El imaginario del desarrollo fue construido a mediados del siglo XX. A este imaginario le corresponde, según Iván Illich, una imagen del hombre actual y una autoimagen como homo transportandus: el hombre que está en un lugar y siente que en el siguiente momento debe estar en otro lugar.[7] A la luz de este conflicto crítico para la sociedad boliviana sobre la que se ciernen serias amenazas a la vida y la democracia, es cada vez más evidente que el Presidente aymara del Estado Plurinacional ha dejado de ver el mundo con los ojos del marchista indígena que otea el horizonte para encaminarse a su destino, y ha terminado adoptando la visión del hombre que se hace transportar y mira la realidad a través de la ventanilla de su avión presidencial.

*Publicado originalmente por Bolpress.com, 24 de septiembre, 2011

[1] Ver Wolfgang Sachs (comp.), El diccionario del desarrollo. Una guía del conocimiento como poder. Lima: PRATEC (Proyecto Andino de Tecnologías Apropiadas), 1996. Particularmente, la introducción del ecologista alemán W. Sachs y el ensayo sobre el “Desarrollo” escrito por el mexicano Gustavo Esteva.
[2] Ver Jean Robert, La crisis: el despojo impune. Cómo evitar que el remedio sea peor que el mal. México: Editorial Jus, 2010 (Serie Conspiratio), p. 171. En los 1980s, Iván Illich intentó dar un nombre y forjar un concepto para el instrumento de nivelación de las culturas mediante el cual el mercado moderno amplía su poder destruyendo la autonomía de la gente: el desvalor, que no es un simple despojo de bienes o territorios sino una desvaloración previa de sus dueños legítimos. Ver I. Illich “El desvalor y la creación social del desecho”. Tecno-política. Doc. 87-03; o también en “OBRAS REUNIDAS II”. México: FCE, 2008.

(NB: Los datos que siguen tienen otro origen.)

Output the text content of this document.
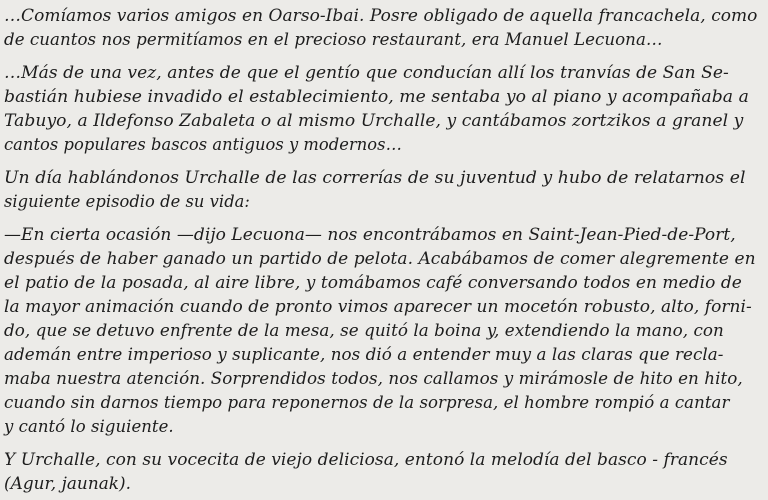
…Comíamos varios amigos en Oarso-Ibai. Posre obligado de aquella francachela, como
de cuantos nos permitíamos en el precioso restaurant, era Manuel Lecuona…

…Más de una vez, antes de que el gentío que conducían allí los tranvías de San Se-
bastián hubiese invadido el establecimiento, me sentaba yo al piano y acompañaba a
Tabuyo, a Ildefonso Zabaleta o al mismo Urchalle, y cantábamos zortzikos a granel y
cantos populares bascos antiguos y modernos…

Un día hablándonos Urchalle de las correrías de su juventud y hubo de relatarnos el
siguiente episodio de su vida:

—En cierta ocasión —dijo Lecuona— nos encontrábamos en Saint-Jean-Pied-de-Port,
después de haber ganado un partido de pelota. Acabábamos de comer alegremente en
el patio de la posada, al aire libre, y tomábamos café conversando todos en medio de
la mayor animación cuando de pronto vimos aparecer un mocetón robusto, alto, forni-
do, que se detuvo enfrente de la mesa, se quitó la boina y, extendiendo la mano, con
ademán entre imperioso y suplicante, nos dió a entender muy a las claras que recla-
maba nuestra atención. Sorprendidos todos, nos callamos y mirámosle de hito en hito,
cuando sin darnos tiempo para reponernos de la sorpresa, el hombre rompió a cantar
y cantó lo siguiente.

Y Urchalle, con su vocecita de viejo deliciosa, entonó la melodía del basco - francés
(Agur, jaunak).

[3] Ver Majid Rahnema, “Quand la pauvreté chasse la misere” [Cuando la miseria expulsa a la pobreza], Actes Sud, París, 2003
[4] Vandana Shiva, Recursos. En Wolfgang Sachs (comp.), op. cit., p. 319
[5] Ver Iván Illich, La guerra contra la subsistencia. Cochabamba: Ediciones Runa, 1991.
[6] Ver: Thomas Hobbes, Leviathan, or the Matter, Form and Power of a Commonwealth, ecclesiastical and civil. London, 1951.
[7] Ver Jean Robert, La lucha de resistencia contra la modernidad- Congreso Carfree documentado por Iván Alejandro M. Zazueta.